Menelik Kaleb, que seguía siendo el más animoso, y el que más curiosidad sentía siempre por todo, se iba convirtiendo al lado de los tres hombres en un experto cazador y un hábil «pistero», ya que nunca parecía cansarse de hacer todo tipo de preguntas sobre las costumbres de las bestias y sobre cuanto llamaba su atención de aquel arriesgado oficio.
¿Cómo se explica… —inquirió una mañana en que Nik Kanakis acababa de abatir un enorme elefante a la orilla del cenagal— que un animal tan pesado pueda avanzar por un terreno tan blando, si nosotros nos estamos hundiendo en el fango hasta los tobillos?
—Porque los elefantes de pantano consiguen abrir mucho los dedos de sus patas, que están unidos entre sí, formando una superficie muy ancha, de tal modo que su presión sobre el terreno es muchísimo menor que la nuestra pese a la diferencia de tamaño —le indicó pacientemente el calvo—. Reparten el peso por igual, y cuando avanzan por un terreno blando jamás levantan una pata sin tener las otras tres perfectamente asentadas.
—Pero aun así caminan muy aprisa.
—Porque saben hacerlo de un modo instintivo. Sin embargo —añadió—, si trajeras aquí un elefante nacido en la pradera se hundiría, porque no está acostumbrado al fango. La gente cree que todos los elefantes son iguales, pero existe una notable diferencia de comportamiento entre los que han crecido en la selva, la pradera o los pantanos.
—¿Y cómo se aprende a distinguirlos?
—Matándolos.
Era una cruel respuesta desde luego, pero era en cierto modo la más correcta, puesto que tan sólo persiguiéndolos y estudiándolos con el fin de destruirlos, se conseguía aprender todo cuanto se refería a las bestias.

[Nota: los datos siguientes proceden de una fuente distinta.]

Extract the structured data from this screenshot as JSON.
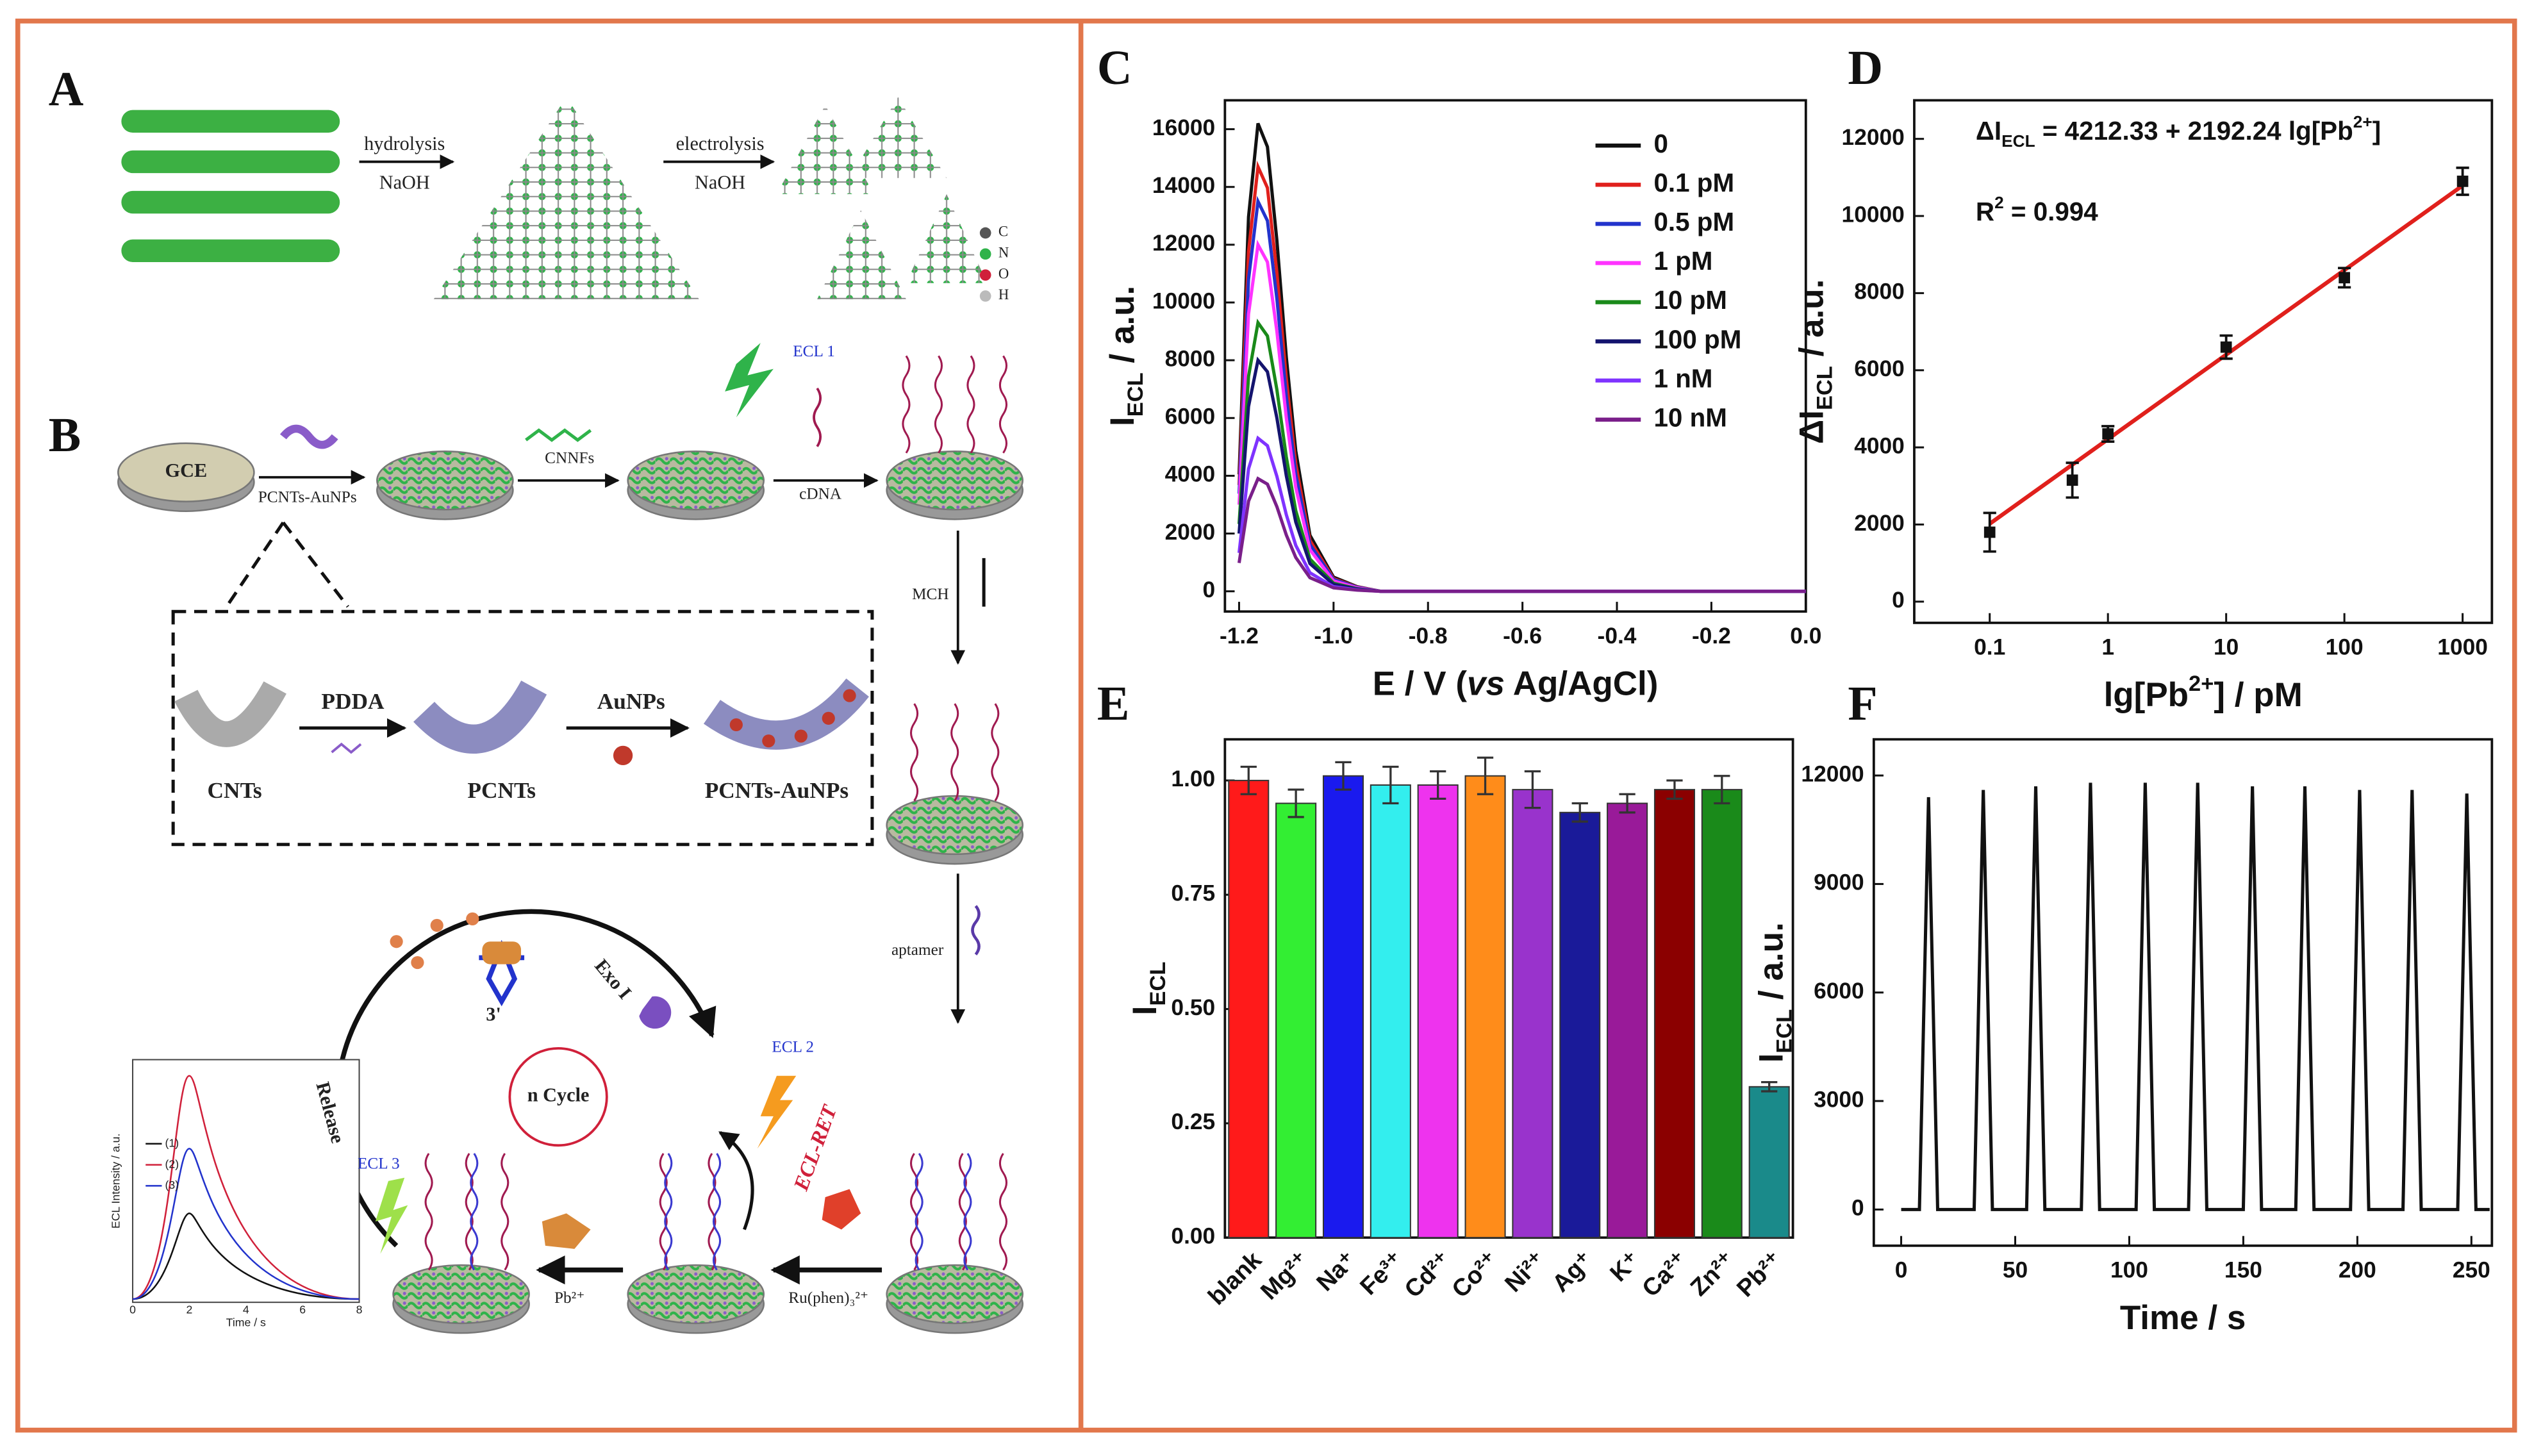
{
  "panels": [
    "A",
    "B",
    "C",
    "D",
    "E",
    "F"
  ],
  "schematic": {
    "texts": [
      "hydrolysis",
      "NaOH",
      "electrolysis",
      "NaOH",
      "C",
      "N",
      "O",
      "H",
      "GCE",
      "PCNTs-AuNPs",
      "CNNFs",
      "ECL 1",
      "cDNA",
      "MCH",
      "CNTs",
      "PDDA",
      "PCNTs",
      "AuNPs",
      "PCNTs-AuNPs",
      "aptamer",
      "Exo I",
      "3'",
      "n Cycle",
      "Release",
      "ECL 3",
      "ECL 2",
      "ECL-RET",
      "Pb²⁺",
      "Ru(phen)₃²⁺",
      "ECL Intensity / a.u.",
      "Time / s",
      "(1)",
      "(2)",
      "(3)",
      "0",
      "2",
      "4",
      "6",
      "8"
    ]
  },
  "chart_data": [
    {
      "type": "line",
      "xlabel": [
        "E / V (",
        "vs",
        " Ag/AgCl)"
      ],
      "ylabel": [
        "I",
        "ECL",
        " / a.u."
      ],
      "legend": "upper right",
      "x": [
        -1.2,
        -1.18,
        -1.16,
        -1.14,
        -1.12,
        -1.1,
        -1.08,
        -1.05,
        -1.0,
        -0.95,
        -0.9,
        -0.6,
        -0.3,
        0.0
      ],
      "series": [
        {
          "name": "0",
          "color": "#111111",
          "values": [
            4050,
            12960,
            16200,
            15390,
            12150,
            8100,
            4860,
            1940,
            490,
            160,
            0,
            0,
            0,
            0
          ]
        },
        {
          "name": "0.1 pM",
          "color": "#e0201c",
          "values": [
            3680,
            11760,
            14700,
            13970,
            11030,
            7350,
            4410,
            1760,
            440,
            150,
            0,
            0,
            0,
            0
          ]
        },
        {
          "name": "0.5 pM",
          "color": "#2233cc",
          "values": [
            3380,
            10800,
            13500,
            12830,
            10130,
            6750,
            4050,
            1620,
            410,
            140,
            0,
            0,
            0,
            0
          ]
        },
        {
          "name": "1 pM",
          "color": "#ff33ff",
          "values": [
            3000,
            9600,
            12000,
            11400,
            9000,
            6000,
            3600,
            1440,
            360,
            120,
            0,
            0,
            0,
            0
          ]
        },
        {
          "name": "10 pM",
          "color": "#1a8a1a",
          "values": [
            2330,
            7440,
            9300,
            8840,
            6980,
            4650,
            2790,
            1120,
            280,
            90,
            0,
            0,
            0,
            0
          ]
        },
        {
          "name": "100 pM",
          "color": "#14146e",
          "values": [
            2000,
            6400,
            8000,
            7600,
            6000,
            4000,
            2400,
            960,
            240,
            80,
            0,
            0,
            0,
            0
          ]
        },
        {
          "name": "1 nM",
          "color": "#7f33ff",
          "values": [
            1330,
            4240,
            5300,
            5040,
            3980,
            2650,
            1590,
            640,
            160,
            50,
            0,
            0,
            0,
            0
          ]
        },
        {
          "name": "10 nM",
          "color": "#7a1f8a",
          "values": [
            980,
            3120,
            3900,
            3710,
            2930,
            1950,
            1170,
            470,
            120,
            40,
            0,
            0,
            0,
            0
          ]
        }
      ],
      "xlim": [
        -1.23,
        0.0
      ],
      "ylim": [
        -700,
        17000
      ],
      "xticks": [
        -1.2,
        {
          "value": -1,
          "label": "-1.0"
        },
        -0.8,
        -0.6,
        -0.4,
        -0.2,
        {
          "value": 0,
          "label": "0.0"
        }
      ],
      "yticks": [
        0,
        2000,
        4000,
        6000,
        8000,
        10000,
        12000,
        14000,
        16000
      ]
    },
    {
      "type": "scatter",
      "xlog": true,
      "xlabel": [
        "lg[Pb",
        "2+",
        "] / pM"
      ],
      "ylabel": [
        "ΔI",
        "ECL",
        " / a.u."
      ],
      "equation": [
        "ΔI",
        "ECL",
        " = 4212.33 + 2192.24 lg[Pb",
        "2+",
        "]"
      ],
      "r2": [
        "R",
        "2",
        " = 0.994"
      ],
      "x": [
        0.1,
        0.5,
        1,
        10,
        100,
        1000
      ],
      "values": [
        1800,
        3150,
        4350,
        6600,
        8400,
        10900
      ],
      "errors": [
        500,
        450,
        200,
        300,
        250,
        350
      ],
      "color": "#111111",
      "fit": {
        "color": "#e0201c",
        "x": [
          0.1,
          1000
        ],
        "values": [
          2020.09,
          10789.05
        ]
      },
      "xlim": [
        0.023,
        1770
      ],
      "ylim": [
        -550,
        13000
      ],
      "xticks": [
        0.1,
        1,
        10,
        100,
        1000
      ],
      "yticks": [
        0,
        2000,
        4000,
        6000,
        8000,
        10000,
        12000
      ]
    },
    {
      "type": "bar",
      "ylabel": [
        "I",
        "ECL"
      ],
      "categories": [
        "blank",
        "Mg²⁺",
        "Na⁺",
        "Fe³⁺",
        "Cd²⁺",
        "Co²⁺",
        "Ni²⁺",
        "Ag⁺",
        "K⁺",
        "Ca²⁺",
        "Zn²⁺",
        "Pb²⁺"
      ],
      "values": [
        1.0,
        0.95,
        1.01,
        0.99,
        0.99,
        1.01,
        0.98,
        0.93,
        0.95,
        0.98,
        0.98,
        0.33
      ],
      "errors": [
        0.03,
        0.03,
        0.03,
        0.04,
        0.03,
        0.04,
        0.04,
        0.02,
        0.02,
        0.02,
        0.03,
        0.01
      ],
      "colors": [
        "#ff1a1a",
        "#33ee33",
        "#1a1aee",
        "#33eeee",
        "#ee33ee",
        "#ff8c1a",
        "#9933cc",
        "#1a1a99",
        "#991a99",
        "#8b0000",
        "#1a8a1a",
        "#1a8a8a"
      ],
      "ylim": [
        0,
        1.09
      ],
      "yticks": [
        {
          "value": 0,
          "label": "0.00"
        },
        {
          "value": 0.25,
          "label": "0.25"
        },
        {
          "value": 0.5,
          "label": "0.50"
        },
        {
          "value": 0.75,
          "label": "0.75"
        },
        {
          "value": 1,
          "label": "1.00"
        }
      ]
    },
    {
      "type": "line",
      "xlabel": "Time / s",
      "ylabel": [
        "I",
        "ECL",
        " / a.u."
      ],
      "color": "#111111",
      "x": [
        0,
        8,
        12,
        16,
        32,
        36,
        40,
        55,
        59,
        63,
        79,
        83,
        87,
        103,
        107,
        111,
        126,
        130,
        134,
        150,
        154,
        158,
        173,
        177,
        181,
        197,
        201,
        205,
        220,
        224,
        228,
        244,
        248,
        252,
        258
      ],
      "values": [
        0,
        0,
        11400,
        0,
        0,
        11600,
        0,
        0,
        11700,
        0,
        0,
        11800,
        0,
        0,
        11800,
        0,
        0,
        11800,
        0,
        0,
        11700,
        0,
        0,
        11700,
        0,
        0,
        11600,
        0,
        0,
        11600,
        0,
        0,
        11500,
        0,
        0
      ],
      "xlim": [
        -12,
        259
      ],
      "ylim": [
        -1000,
        13000
      ],
      "xticks": [
        0,
        50,
        100,
        150,
        200,
        250
      ],
      "yticks": [
        0,
        3000,
        6000,
        9000,
        12000
      ]
    }
  ]
}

De ese modo transcurrió, cazando, comiendo y descansando un largo mes en el que el nivel de las aguas descendió a ojos vista, dejando al descubierto anchas franjas de terreno en el que nacía de inmediato una hierba verde y jugosa que hacía las delicias de las manadas de antílopes y gacelas que día a día aumentaban en número hasta el punto de que podría creerse que se habían dado cita allí todos los animales que se sentían acosados en el resto del continente.
La vida parecía explotar en derredor con un ímpetu incontenible, y si no hubiera sido por el martirio de los mosquitos, cabría pensar que en verdad era aquel un perdido rincón en el que a la señorita Margaret y los niños no les hubiera importado establecerse para siempre, lejos de la violencia, la miseria y los odios del resto del planeta.
Sin embargo, sabían que muy pronto tendrían que marcharse.